涙目になってレオの手を握り締め、ぶんぶんと振り回した。
「ありがとう!ありがとう!」
こうしてジョエルは留学中の間を一緒に過ごすようになった。
もう一人のかけがえのない友人として。
「あれ、今日はレオは午後から?」
「ああ、王太子の指名式の準備を手伝うらしいよ。
午後には来るって言ってた。」
ジョエルが留学してきて三か月が過ぎたころ、
女王が体調を崩し、議会に出席できなくなっていた。
そのためにまだ十六歳ではあるが、第一王子が王太子になることになった。
もし女王がこのまま亡くなるようなことがあれば、第一王子がすぐに国王に即位できるようにと。

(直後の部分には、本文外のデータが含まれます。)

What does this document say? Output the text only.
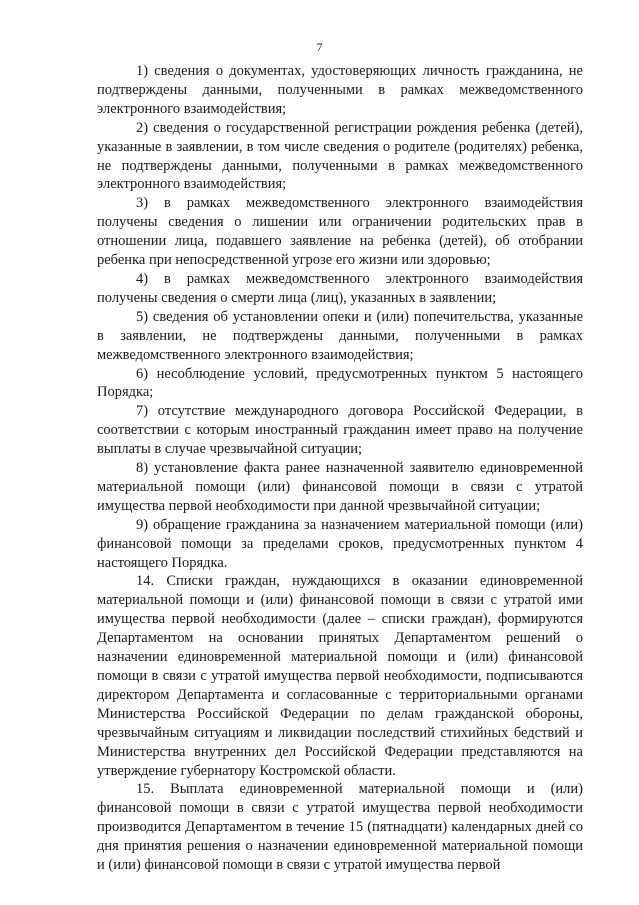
7

1) сведения о документах, удостоверяющих личность гражданина, не подтверждены данными, полученными в рамках межведомственного электронного взаимодействия;

2) сведения о государственной регистрации рождения ребенка (детей), указанные в заявлении, в том числе сведения о родителе (родителях) ребенка, не подтверждены данными, полученными в рамках межведомственного электронного взаимодействия;

3) в рамках межведомственного электронного взаимодействия получены сведения о лишении или ограничении родительских прав в отношении лица, подавшего заявление на ребенка (детей), об отобрании ребенка при непосредственной угрозе его жизни или здоровью;

4) в рамках межведомственного электронного взаимодействия получены сведения о смерти лица (лиц), указанных в заявлении;

5) сведения об установлении опеки и (или) попечительства, указанные в заявлении, не подтверждены данными, полученными в рамках межведомственного электронного взаимодействия;

6) несоблюдение условий, предусмотренных пунктом 5 настоящего Порядка;

7) отсутствие международного договора Российской Федерации, в соответствии с которым иностранный гражданин имеет право на получение выплаты в случае чрезвычайной ситуации;

8) установление факта ранее назначенной заявителю единовременной материальной помощи (или) финансовой помощи в связи с утратой имущества первой необходимости при данной чрезвычайной ситуации;

9) обращение гражданина за назначением материальной помощи (или) финансовой помощи за пределами сроков, предусмотренных пунктом 4 настоящего Порядка.

14. Списки граждан, нуждающихся в оказании единовременной материальной помощи и (или) финансовой помощи в связи с утратой ими имущества первой необходимости (далее – списки граждан), формируются Департаментом на основании принятых Департаментом решений о назначении единовременной материальной помощи и (или) финансовой помощи в связи с утратой имущества первой необходимости, подписываются директором Департамента и согласованные с территориальными органами Министерства Российской Федерации по делам гражданской обороны, чрезвычайным ситуациям и ликвидации последствий стихийных бедствий и Министерства внутренних дел Российской Федерации представляются на утверждение губернатору Костромской области.

15. Выплата единовременной материальной помощи и (или) финансовой помощи в связи с утратой имущества первой необходимости производится Департаментом в течение 15 (пятнадцати) календарных дней со дня принятия решения о назначении единовременной материальной помощи и (или) финансовой помощи в связи с утратой имущества первой
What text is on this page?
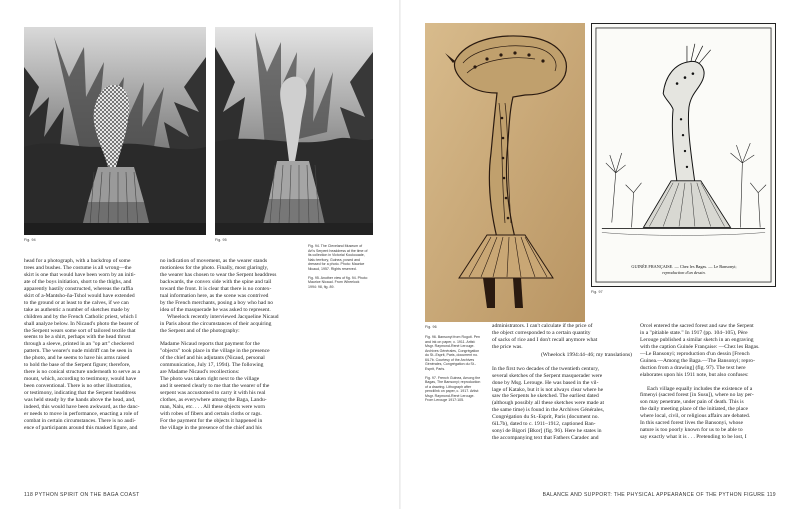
Fig. 94	Fig. 95

head for a photograph, with a backdrop of some

trees and bushes. The costume is all wrong—the

skirt is one that would have been worn by an initi-

ate of the boys initiation, short to the thighs, and

apparently hastily constructed, whereas the raffia

skirt of a-Mantsho-ña-Tshol would have extended

to the ground or at least to the calves, if we can

take as authentic a number of sketches made by

children and by the French Catholic priest, which I

shall analyze below. In Nicaud's photo the bearer of

the Serpent wears some sort of tailored textile that

seems to be a shirt, perhaps with the head thrust

through a sleeve, printed in an "op art" checkered

pattern. The wearer's nude midriff can be seen in

the photo, and he seems to have his arms raised

to hold the base of the Serpent figure; therefore,

there is no conical structure underneath to serve as a

mount, which, according to testimony, would have

been conventional. There is no other illustration,

or testimony, indicating that the Serpent headdress

was held steady by the hands above the head, and,

indeed, this would have been awkward, as the danc-

er needs to move in performance, enacting a role of

combat in certain circumstances. There is no audi-

ence of participants around this masked figure, and

no indication of movement, as the wearer stands

motionless for the photo. Finally, most glaringly,

the wearer has chosen to wear the Serpent headdress

backwards, the convex side with the spine and tail

toward the front. It is clear that there is no contex-

tual information here, as the scene was contrived

by the French merchants, posing a boy who had no

idea of the masquerade he was asked to represent.

Wheelock recently interviewed Jacqueline Nicaud

in Paris about the circumstances of their acquiring

the Serpent and of the photography:

Madame Nicaud reports that payment for the

"objects" took place in the village in the presence

of the chief and his adjutants (Nicaud, personal

communication, July 17, 1994). The following

are Madame Nicaud's recollections:

The photo was taken right next to the village

and it seemed clearly to me that the wearer of the

serpent was accustomed to carry it with his real

clothes, as everywhere among the Baga, Landu-

man, Nalu, etc. . . . All these objects were worn

with robes of fibers and certain cloths or rags.

For the payment for the objects it happened in

the village in the presence of the chief and his

Fig. 94. The Cleveland Museum of Art's Serpent headdress at the time of its collection in Victoria/ Koukouade, Nalu territory, Guinea, posed and dressed for a photo. Photo: Maurice Nicaud, 1957. Rights reserved.
Fig. 95. Another view of fig. 94. Photo: Maurice Nicaud. From Wheelock 1994: 98, fig. 89.
118 PYTHON SPIRIT ON THE BAGA COAST
Fig. 96
GUINÉE FRANÇAISE. — Chez les Bagas. — Le Bansonyi;
reproduction d'un dessin.
Fig. 97
Fig. 96. Bansonyi from Rogoti. Pen and ink on paper, c. 1911. Artist: Msgr. Raymond-René Lerouge. Archives Générales, Congrégation du St.-Esprit, Paris, document no. 6iL7b. Courtesy of the Archives Générales, Congrégation du St.-Esprit, Paris.
Fig. 97. French Guinea, Among the Bagas, The Bansonyi; reproduction of a drawing. Lithograph after pencil/ink on paper, c. 1917. Artist: Msgr. Raymond-René Lerouge. From Lerouge 1917:105.

administrators. I can't calculate if the price of

the object corresponded to a certain quantity

of sacks of rice and I don't recall anymore what

the price was.

(Wheelock 1994:44–46; my translations)

In the first two decades of the twentieth century,

several sketches of the Serpent masquerader were

done by Msg. Lerouge. He was based in the vil-

lage of Katako, but it is not always clear where he

saw the Serpents he sketched. The earliest dated

(although possibly all these sketches were made at

the same time) is found in the Archives Générales,

Congrégation du St.-Esprit, Paris (document no.

6iL7b), dated to c. 1911–1912, captioned Ban-

sonyi de Bigori [Bkor] (fig. 96). Here he states in

the accompanying text that Fathers Caradec and

Orcel entered the sacred forest and saw the Serpent

in a "pitiable state." In 1917 (pp. 104–105), Père

Lerouge published a similar sketch in an engraving

with the caption Guinée Française: —Chez les Bagas.

—Le Bansonyi; reproduction d'un dessin [French

Guinea.—Among the Baga.—The Bansonyi; repro-

duction from a drawing] (fig. 97). The text here

elaborates upon his 1911 note, but also confuses:

Each village equally includes the existence of a

fimenyi (sacred forest [in Susu]), where no lay per-

son may penetrate, under pain of death. This is

the daily meeting place of the initiated, the place

where local, civil, or religious affairs are debated.

In this sacred forest lives the Bansonyi, whose

nature is too poorly known for us to be able to

say exactly what it is . . . Pretending to be lost, I

BALANCE AND SUPPORT: THE PHYSICAL APPEARANCE OF THE PYTHON FIGURE 119
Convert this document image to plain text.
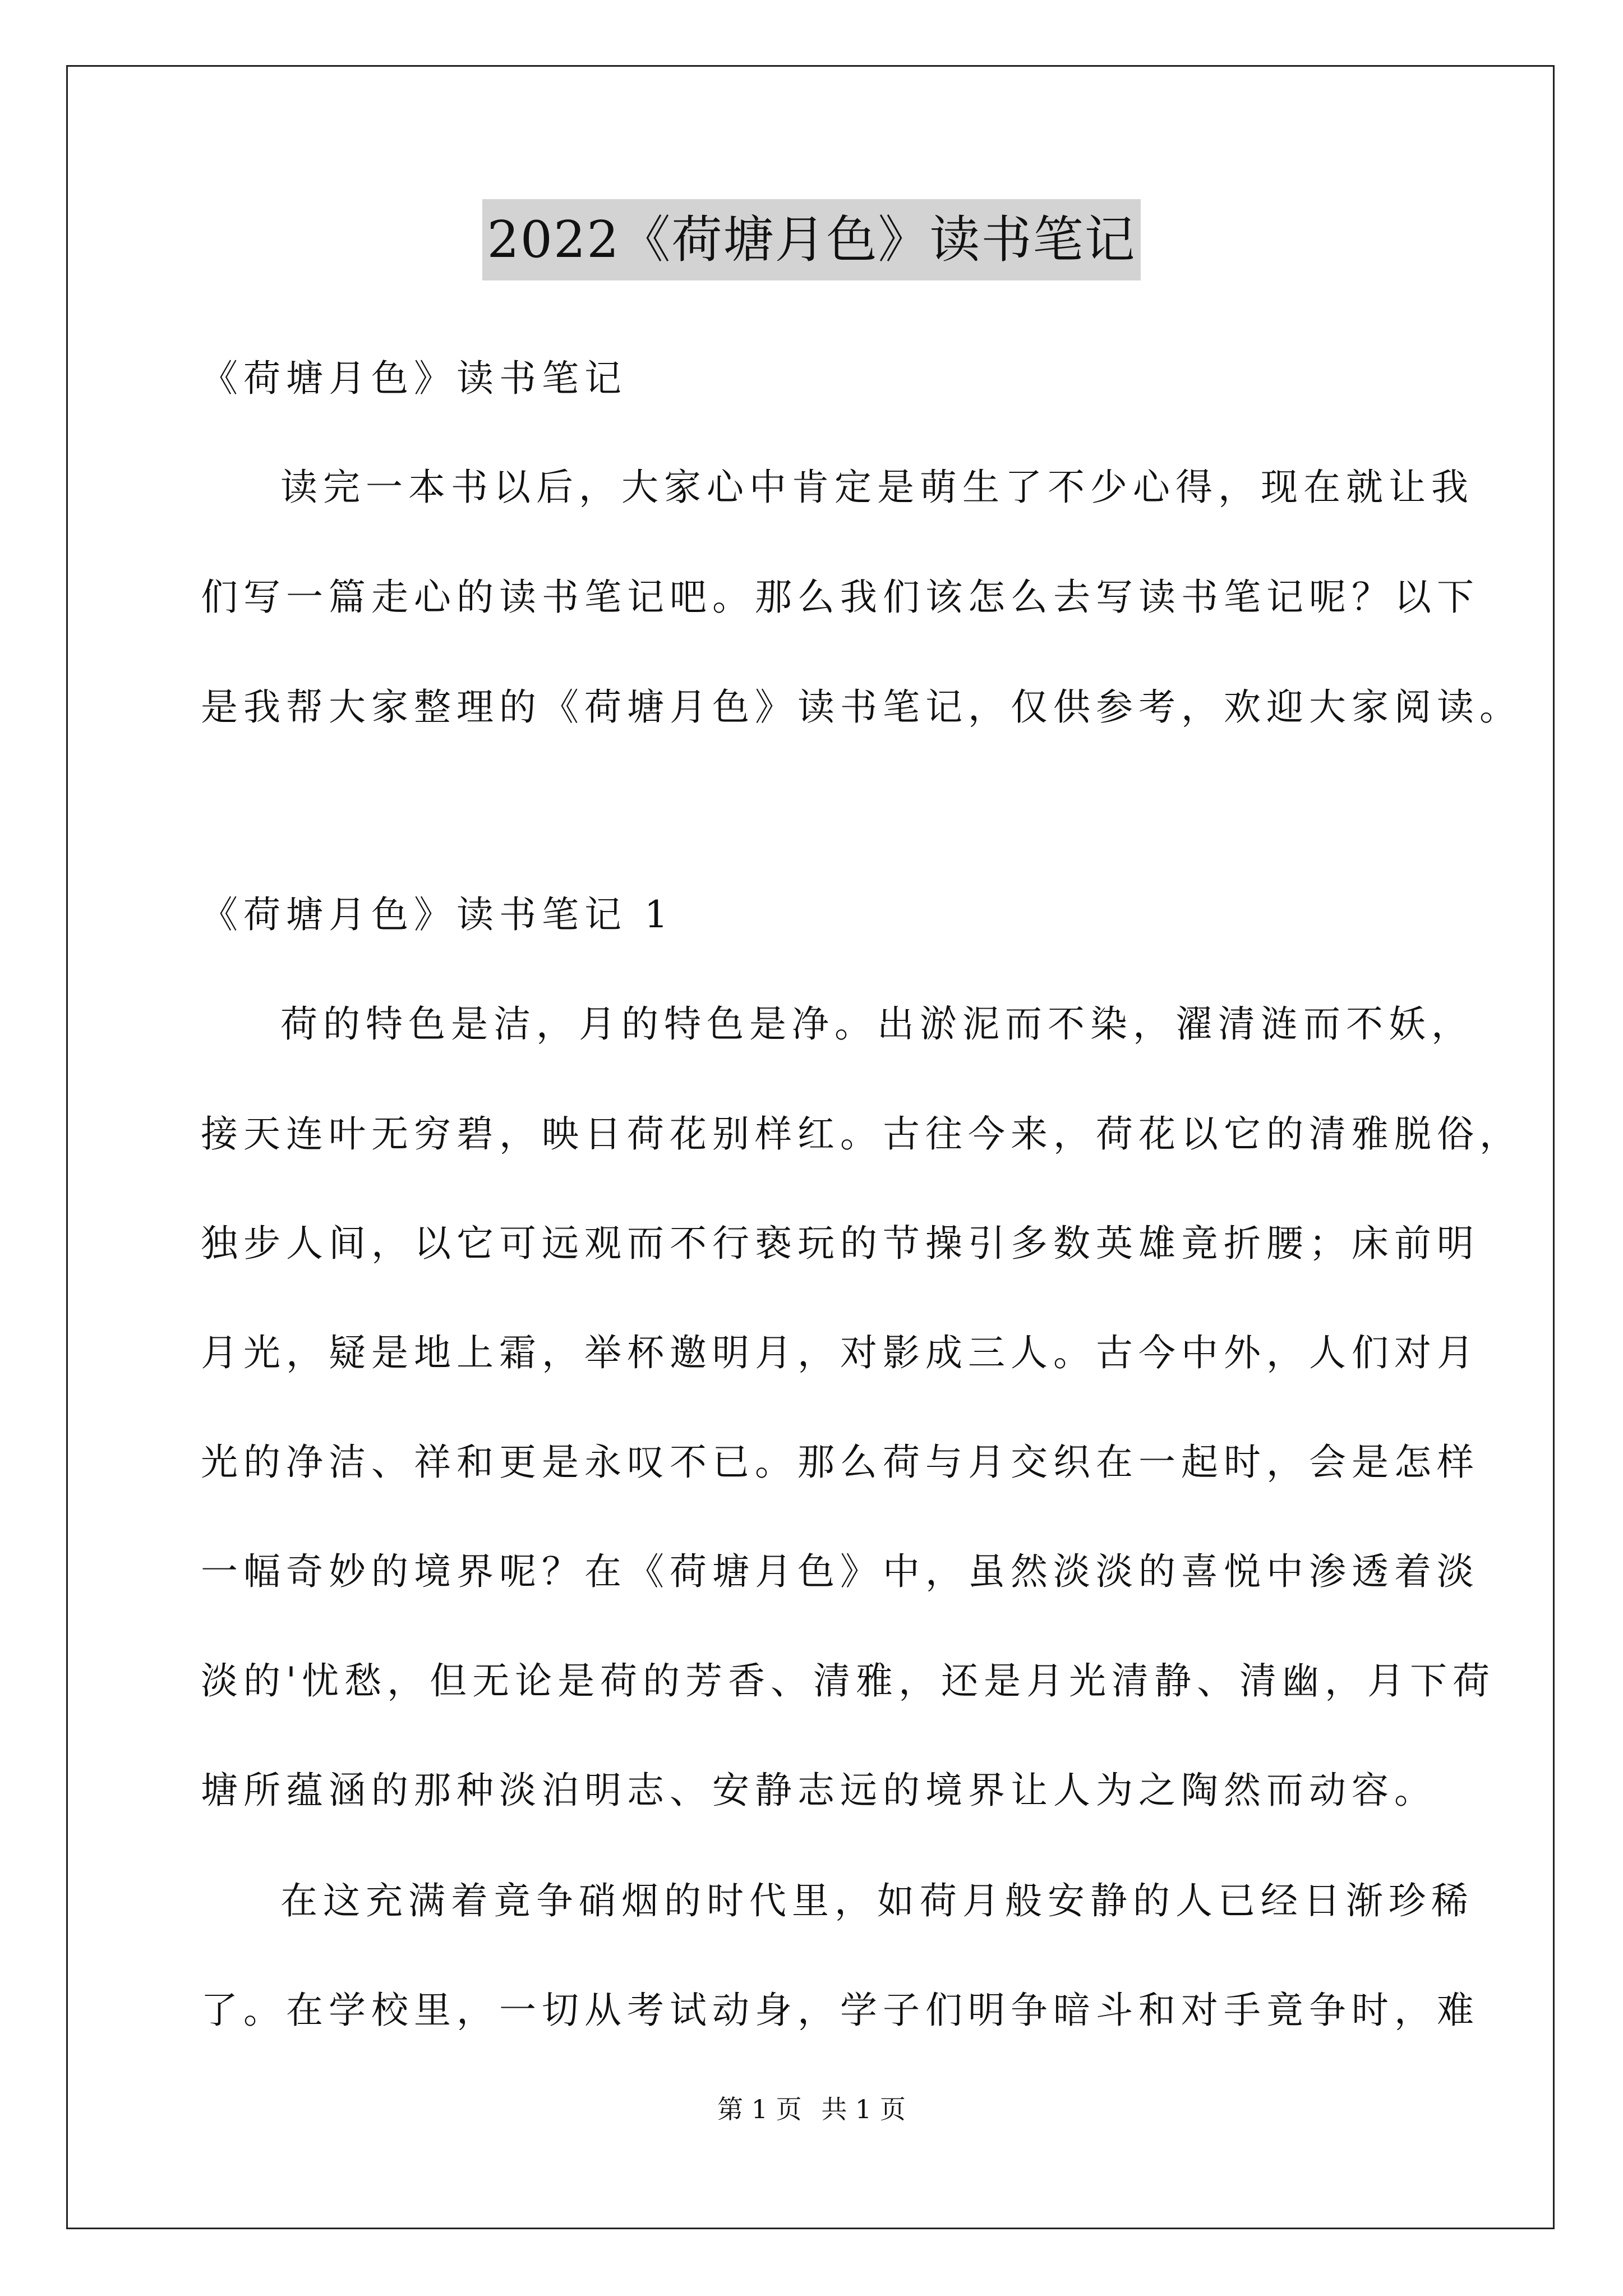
2022《荷塘月色》读书笔记
《荷塘月色》读书笔记
读完一本书以后，大家心中肯定是萌生了不少心得，现在就让我
们写一篇走心的读书笔记吧。那么我们该怎么去写读书笔记呢？以下
是我帮大家整理的《荷塘月色》读书笔记，仅供参考，欢迎大家阅读。
《荷塘月色》读书笔记 1
荷的特色是洁，月的特色是净。出淤泥而不染，濯清涟而不妖，
接天连叶无穷碧，映日荷花别样红。古往今来，荷花以它的清雅脱俗，
独步人间，以它可远观而不行亵玩的节操引多数英雄竟折腰；床前明
月光，疑是地上霜，举杯邀明月，对影成三人。古今中外，人们对月
光的净洁、祥和更是永叹不已。那么荷与月交织在一起时，会是怎样
一幅奇妙的境界呢？在《荷塘月色》中，虽然淡淡的喜悦中渗透着淡
淡的'忧愁，但无论是荷的芳香、清雅，还是月光清静、清幽，月下荷
塘所蕴涵的那种淡泊明志、安静志远的境界让人为之陶然而动容。
在这充满着竟争硝烟的时代里，如荷月般安静的人已经日渐珍稀
了。在学校里，一切从考试动身，学子们明争暗斗和对手竟争时，难
第 1 页 共 1 页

そのため女王が采配できないことと、第一王子は王太子教育があることで時間が無いからと、
レオが文官たちと打ち合わせた後で学校に来る日が何度かあった。
昼ご飯の時間になりお弁当を食べようと、
ジョエルを連れシーナとシオンと王族用の個室に移動しようとした時だった。
「レオルド王子様はどちらにいらっしゃいますか~」
少し高めの可愛らしい声だった。
振り返ると、一学年の令嬢だろうか。
見覚えのない黒髪のほっそりした子が立っていた。
猫のようなつり目の黒目がうるみ、長身なのに庇護欲を抱かせるような令嬢だった。
「レオルド王子はまだいらしてませんよ?どなた?」
「そうでしたか~では、また来ます。」
名乗りもせずに、さっと教室から出て行ってしまった。
一応は私は侯爵令嬢なわけで…
もちろん公爵家と侯爵家の令嬢たちは全員が顔見知りだ。
ということは、あの令嬢は伯爵家以下の令嬢のはずだけど…。
「失礼な子でしたね。
姫さまに聞かれたのに名乗らずに出ていくなんて。」
「そうね…何かレオに用事があったのかしら?」
シオンは令嬢には関わらない主義らしく、こういう時は何も言わない。
だけど、いつも令嬢に優しく接するジョエルが、何もしなかったのは珍しい。
見ると青ざめた顔で考え込んでいた。
「ジョエル?」
「あ、ああ。とりあえず個室に移動して話そう。」
まだ顔色が悪いジョエルが気になるが、教室内で目立つのもまずい。
四人で最初の予定通り、お弁当を持って王族用の個室に移動することにした。
個室について、テーブルの上にお弁当を広げる。
いつものように私が寮で作ったものだ。
「とりあえず、食べよ?顔色が悪いわ。大丈夫?」
「あぁ、すぐに王宮に戻る。」
「え?」
「レオを学園に来させてはダメだ。あの令嬢は魅了を使っている。
僕はなんとか抵抗できるけど、レオが抵抗できるとは思えない。
とにかく、会わせてはいけない。
すぐに王宮に戻ってレオを止めなければ。」
魅了?って何?
レオを会わせてはいけない?あの令嬢に?
わからないことばかりで、ジョエルに説明してもらうことにする。